WANHEARTNEWS.COM - Anggota Komisi VI DPR, Rieke Diah Pitaloka, mempersoalkan rencana kenaikan harga bahan bakar minyak (BBM) bersubsidi di depan Menteri BUMN Erick Thohir. Rieke mempertanyakan alasan pemerintah membuka peluang kenaikan harga BBM karena melejitnya harga acuan minyak dunia.
"Alasannya dari tahun ke tahun sama saja, karena minyak dunia naik. Tapi ketika harga minyak dunia turun, kok harga BBM enggak turun ya, Pak?" kata Rieke dalam rapat kerja di kompleks Parlemen Senayan, seperti ditayangkan melalui YouTube DPR, Rabu, 24 Agustus 2022.
Rieke meminta penjelasan kepada Erick Thohir ihwal perhitungan kenaikan harga BBM dan utang-utang pemerintah kepada PT Pertamina (Persero) serta PT Perusahaan Listrik Negara (PLN) untuk subsidi dan kompensasi energi. Di sisi lain, ia juga mendorong Kementerian BUMN untuk membuka data siapa saja penerima BBM bersubsidi tersebut.
Politikus PDIP itu menyarankan pemerintah untuk lebih dulu memperbaiki data penerima BBM bersubsidi sebelum mengambil kebijakan tentang bahan bakar. Ia mengatakan seharusnya pemerintah berfokus menyalurkan BBM bersubsidi kepada penerima yang tepat sasaran alih-alih langsung menaikkan harga bensin.
"Jadi data penerima subsidi harus akurat dan tepat sasaran. Ketika data subsidi BBM belum transparan disampaikan dan subsidi BBM dari APBN naik terus, saya menolak kenaikan harga BBM," ucap Rieke.
Pemerintah sedang menggodok opsi untuk mengatasi persoalan BBM karena naiknya harga minyak dunia dan tingginya konsumsi bahan bakar. Alokasi volume subsidi BBM jenis Pertalite dan Solar diperkirakan membengkak dari 23 juta kiloliter menjadi 29 juta kiloliter sampai akhir tahun.
Menteri Keuangan Sri Mulyani Indrawati sebelumnya menjelaskan, dalam berbagai kesempatan, Presiden Joko Widodo alias Jokowi meminta Kemenkeu menghitung kecukupan anggaran subsidi energi, terutama untuk Pertalite dan Solar. Hasil kalkulasi menunjukkan anggaran subsidi berpotensi bertambah Rp 198 triliun dari Rp 502 triliun menjadi hampir Rp 700 triliun.

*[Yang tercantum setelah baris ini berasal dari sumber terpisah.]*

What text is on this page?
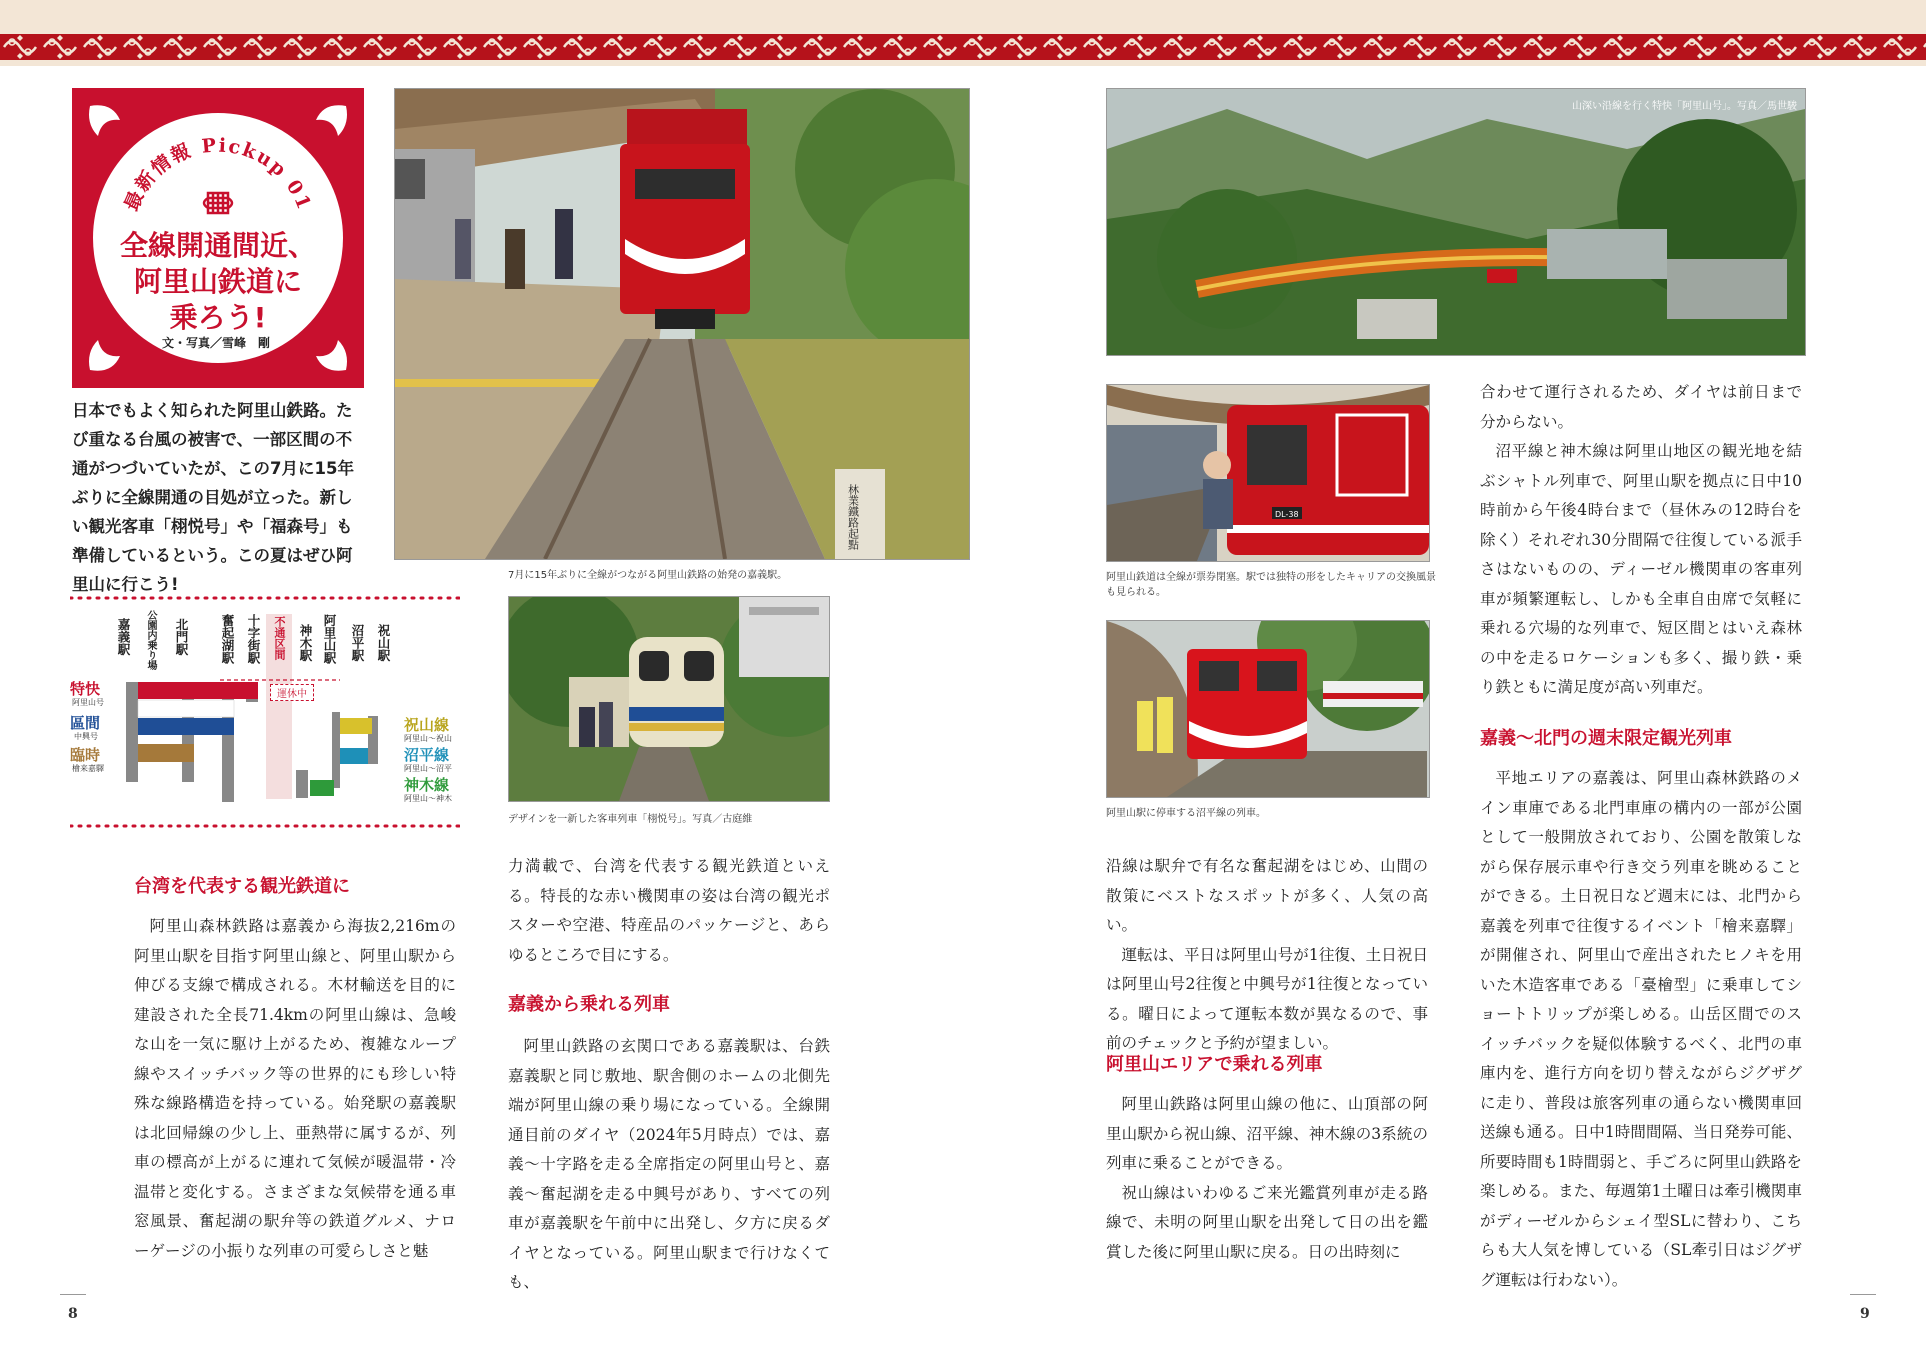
最新情報 Pickup 01
全線開通間近、
阿里山鉄道に
乗ろう!
文・写真／雪峰　剛
日本でもよく知られた阿里山鉄路。たび重なる台風の被害で、一部区間の不通がつづいていたが、この7月に15年ぶりに全線開通の目処が立った。新しい観光客車「栩悦号」や「福森号」も準備しているという。この夏はぜひ阿里山に行こう!
林業鐵路起點
7月に15年ぶりに全線がつながる阿里山鉄路の始発の嘉義駅。
嘉義駅 公園内乗り場 北門駅 奮起湖駅 十字街駅 不通区間 神木駅 阿里山駅 沼平駅 祝山駅
運休中
特快
阿里山号
區間
中興号
臨時
檜来嘉驛
祝山線
阿里山～祝山
沼平線
阿里山～沼平
神木線
阿里山～神木
デザインを一新した客車列車「栩悦号」。写真／古庭維
台湾を代表する観光鉄道に

阿里山森林鉄路は嘉義から海抜2,216mの阿里山駅を目指す阿里山線と、阿里山駅から伸びる支線で構成される。木材輸送を目的に建設された全長71.4kmの阿里山線は、急峻な山を一気に駆け上がるため、複雑なループ線やスイッチバック等の世界的にも珍しい特殊な線路構造を持っている。始発駅の嘉義駅は北回帰線の少し上、亜熱帯に属するが、列車の標高が上がるに連れて気候が暖温帯・冷温帯と変化する。さまざまな気候帯を通る車窓風景、奮起湖の駅弁等の鉄道グルメ、ナローゲージの小振りな列車の可愛らしさと魅

力満載で、台湾を代表する観光鉄道といえる。特長的な赤い機関車の姿は台湾の観光ポスターや空港、特産品のパッケージと、あらゆるところで目にする。

嘉義から乗れる列車

阿里山鉄路の玄関口である嘉義駅は、台鉄嘉義駅と同じ敷地、駅舎側のホームの北側先端が阿里山線の乗り場になっている。全線開通目前のダイヤ（2024年5月時点）では、嘉義～十字路を走る全席指定の阿里山号と、嘉義～奮起湖を走る中興号があり、すべての列車が嘉義駅を午前中に出発し、夕方に戻るダイヤとなっている。阿里山駅まで行けなくても、

山深い沿線を行く特快「阿里山号」。写真／馬世駿
DL-38
阿里山鉄道は全線が票券閉塞。駅では独特の形をしたキャリアの交換風景も見られる。
阿里山駅に停車する沼平線の列車。

沿線は駅弁で有名な奮起湖をはじめ、山間の散策にベストなスポットが多く、人気の高い。

運転は、平日は阿里山号が1往復、土日祝日は阿里山号2往復と中興号が1往復となっている。曜日によって運転本数が異なるので、事前のチェックと予約が望ましい。

阿里山エリアで乗れる列車

阿里山鉄路は阿里山線の他に、山頂部の阿里山駅から祝山線、沼平線、神木線の3系統の列車に乗ることができる。

祝山線はいわゆるご来光鑑賞列車が走る路線で、未明の阿里山駅を出発して日の出を鑑賞した後に阿里山駅に戻る。日の出時刻に

合わせて運行されるため、ダイヤは前日まで分からない。

沼平線と神木線は阿里山地区の観光地を結ぶシャトル列車で、阿里山駅を拠点に日中10時前から午後4時台まで（昼休みの12時台を除く）それぞれ30分間隔で往復している派手さはないものの、ディーゼル機関車の客車列車が頻繁運転し、しかも全車自由席で気軽に乗れる穴場的な列車で、短区間とはいえ森林の中を走るロケーションも多く、撮り鉄・乗り鉄ともに満足度が高い列車だ。

嘉義～北門の週末限定観光列車

平地エリアの嘉義は、阿里山森林鉄路のメイン車庫である北門車庫の構内の一部が公園として一般開放されており、公園を散策しながら保存展示車や行き交う列車を眺めることができる。土日祝日など週末には、北門から嘉義を列車で往復するイベント「檜来嘉驛」が開催され、阿里山で産出されたヒノキを用いた木造客車である「臺檜型」に乗車してショートトリップが楽しめる。山岳区間でのスイッチバックを疑似体験するべく、北門の車庫内を、進行方向を切り替えながらジグザグに走り、普段は旅客列車の通らない機関車回送線も通る。日中1時間間隔、当日発券可能、所要時間も1時間弱と、手ごろに阿里山鉄路を楽しめる。また、毎週第1土曜日は牽引機関車がディーゼルからシェイ型SLに替わり、こちらも大人気を博している（SL牽引日はジグザグ運転は行わない）。

8	9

"Nambah, kalau kita tidak menaikkan (harga) BBM, kalau tidak dilakukan apa-apa, tidak ada pembatasan, tidak ada apa-apa, maka (subsidi energi) Rp 502 triliun enggak akan cukup," tutur Sri Mulyani saat ditemui di kompleks Parlemen, Jakarta, Selasa, 23 Agustus 2022.
Selain mengerek harga BBM, sejatinya pemerintah memiliki opsi lainnya. Opsi kedua adalah membatasi konsumsi Pertalite dan opsi ketiga menambah anggaran. Namun, Sri Mulyani mengatakan jika opsi terakhir dipilih, kebijakan tersebut akan berisiko terhadap ketahanan fiskal.
Kendati begitu, Sri Mulyani berjanji apa pun keputusannya, pemerintah akan segera menyampaikannya. Mantan Direktur Pelaksana Bank Dunia itu mengaku sedang menghitung dampak dari setiap opsi dengan Menteri Koordinator Bidang Kemaritiman dan Investasi Luhut Binsar Pandjaitan, Menteri Koordinator Bidang Perekonomian Airlangga Hartarto, Menteri ESDM Arifin Tasrif, dan Menteri BUMN Erick Thohir.